Schools in the stone age

Chris Johnston reports on the computer crisis facing teachers

From this month, information technology becomes one of the five primary subjects to be graded by Office for Standards in Education inspectors, giving it more significance than it may have had previously.

Just what will inspectors make of the way IT is being taught in primary schools? It is an interesting question, because the state of IT in primaries is something akin to a patchwork quilt.

The national curriculum for Key Stage 1 says that: "Pupils should be taught to use IT equipment and software confidently and purposefully to communicate and handle information, and to support their problem solving, recording and expressive work." Key Stage 2 expects pupils, among other things, to extend the range of IT tools they use and become discerning in the use of IT.

However, pupils in some schools will not be able to gain such skills and knowledge because provision of computer equipment can vary wildly, even in the same local education authority.

The British Educational Suppliers Association's 1998 Schools Survey says that spending on IT varies markedly: "This is particularly the case for primary schools, where some are making significant investments while others have been doing little towards new technology provision."

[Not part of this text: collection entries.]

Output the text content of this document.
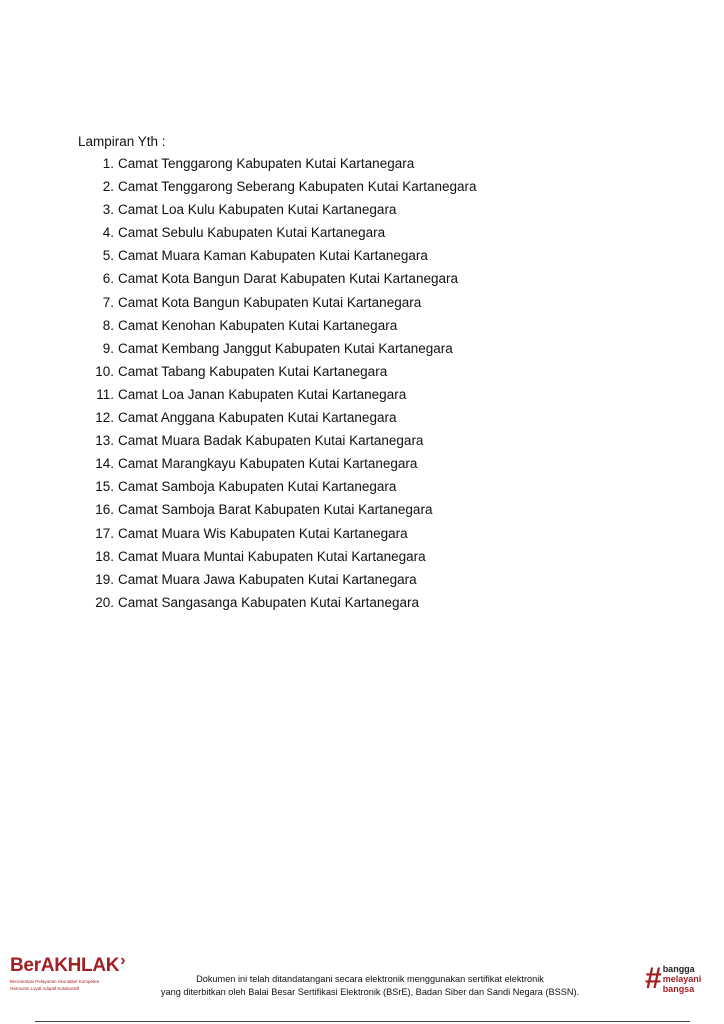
Lampiran Yth :
1. Camat Tenggarong Kabupaten Kutai Kartanegara
2. Camat Tenggarong Seberang Kabupaten Kutai Kartanegara
3. Camat Loa Kulu Kabupaten Kutai Kartanegara
4. Camat Sebulu Kabupaten Kutai Kartanegara
5. Camat Muara Kaman Kabupaten Kutai Kartanegara
6. Camat Kota Bangun Darat Kabupaten Kutai Kartanegara
7. Camat Kota Bangun Kabupaten Kutai Kartanegara
8. Camat Kenohan Kabupaten Kutai Kartanegara
9. Camat Kembang Janggut Kabupaten Kutai Kartanegara
10. Camat Tabang Kabupaten Kutai Kartanegara
11. Camat Loa Janan Kabupaten Kutai Kartanegara
12. Camat Anggana Kabupaten Kutai Kartanegara
13. Camat Muara Badak Kabupaten Kutai Kartanegara
14. Camat Marangkayu Kabupaten Kutai Kartanegara
15. Camat Samboja Kabupaten Kutai Kartanegara
16. Camat Samboja Barat Kabupaten Kutai Kartanegara
17. Camat Muara Wis Kabupaten Kutai Kartanegara
18. Camat Muara Muntai Kabupaten Kutai Kartanegara
19. Camat Muara Jawa Kabupaten Kutai Kartanegara
20. Camat Sangasanga Kabupaten Kutai Kartanegara
BerAKHLAK›
Berorientasi Pelayanan Akuntabel Kompeten
Harmonis Loyal Adaptif Kolaboratif
Dokumen ini telah ditandatangani secara elektronik menggunakan sertifikat elektronik
yang diterbitkan oleh Balai Besar Sertifikasi Elektronik (BSrE), Badan Siber dan Sandi Negara (BSSN).	# bangga
melayani
bangsa
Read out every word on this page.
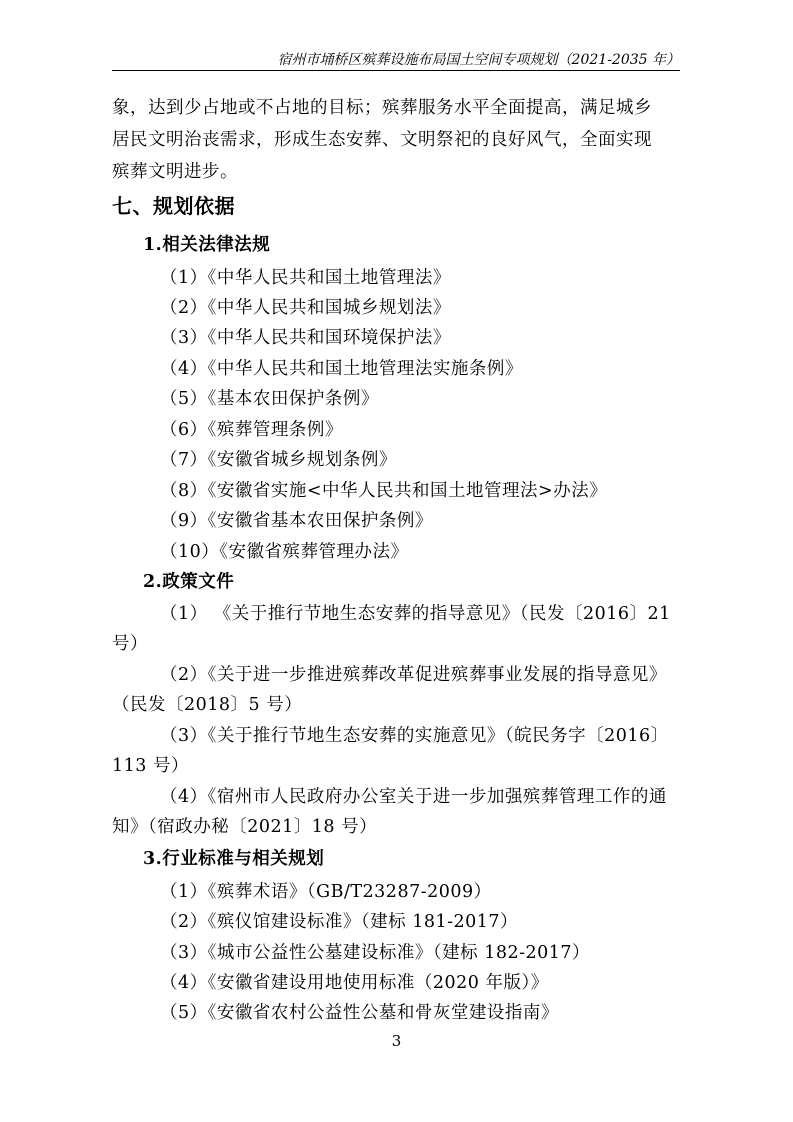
宿州市埇桥区殡葬设施布局国土空间专项规划（2021-2035 年）
象，达到少占地或不占地的目标；殡葬服务水平全面提高，满足城乡
居民文明治丧需求，形成生态安葬、文明祭祀的良好风气，全面实现
殡葬文明进步。
七、规划依据
1.相关法律法规
（1）《中华人民共和国土地管理法》
（2）《中华人民共和国城乡规划法》
（3）《中华人民共和国环境保护法》
（4）《中华人民共和国土地管理法实施条例》
（5）《基本农田保护条例》
（6）《殡葬管理条例》
（7）《安徽省城乡规划条例》
（8）《安徽省实施<中华人民共和国土地管理法>办法》
（9）《安徽省基本农田保护条例》
（10）《安徽省殡葬管理办法》
2.政策文件
（1） 《关于推行节地生态安葬的指导意见》（民发〔2016〕21
号）
（2）《关于进一步推进殡葬改革促进殡葬事业发展的指导意见》
（民发〔2018〕5 号）
（3）《关于推行节地生态安葬的实施意见》（皖民务字〔2016〕
113 号）
（4）《宿州市人民政府办公室关于进一步加强殡葬管理工作的通
知》（宿政办秘〔2021〕18 号）
3.行业标准与相关规划
（1）《殡葬术语》（GB/T23287-2009）
（2）《殡仪馆建设标准》（建标 181-2017）
（3）《城市公益性公墓建设标准》（建标 182-2017）
（4）《安徽省建设用地使用标准（2020 年版）》
（5）《安徽省农村公益性公墓和骨灰堂建设指南》
3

Another survey, of 111 primary schools in the Bristol area, found that more than 75 per cent felt they lacked the computer equipment and programs to fully deliver the IT curriculum. Although there were 1,202 computers for the 20,004 pupils, only 353 were fast, new models - one for every 56 children. Of these, only 114 had access to the Internet and just 14 schools said pupils used e-mail.

The optional exemplar scheme of work for IT in Key Stages 1 and 2, issued in July, says that regular access to computers with printers is necessary, as is access to scanners and other equipment. A range of programs is also needed, and access to the Internet for e-mail and the World Wide Web is desirable. If a school does not have this equipment, pupils will miss out on becoming IT proficient.

The Government is aware of the importance of IT. Earlier this year it allocated Pounds 100 million to help education authorities buy equipment to get schools connected to the National Grid for Learning (which provides a computer infrastructure for schools and learning materials on the Internet). While some authorities are planning to use the funding to give some help to all their schools, others are choosing to concentrate resources on a few.

Even if the Government is successful in connecting every school to the Internet by 2002, some pupils will still miss out. An estimated 38 per cent of the population has a home computer, but the 1996 Government report that shaped the National Grid for Learning declared that "access for the substantial minority of children, who, by the year 2000 will not have home computers, is crucial".

Many primary teachers are very worried about IT. It is no surprise that fears abound when many teachers are not familiar with IT and many schools do not have enough equipment. More than Pounds 230 million in National Lottery money is being used to familiarise teachers with IT, but this process will take a long time.

More funding for the NGfL should be announced later this year, but compared with secondary schools, primaries will remain disadvantaged as IT co-ordinators are overstretched.

Meanwhile, the distribution of IT provision is widening the social divide. A University of North London research paper says primary schools in poorer areas have 21 pupils per computer, while the ratio is 17 in most wealthy areas. Most computers in poorer areas are more than five years old.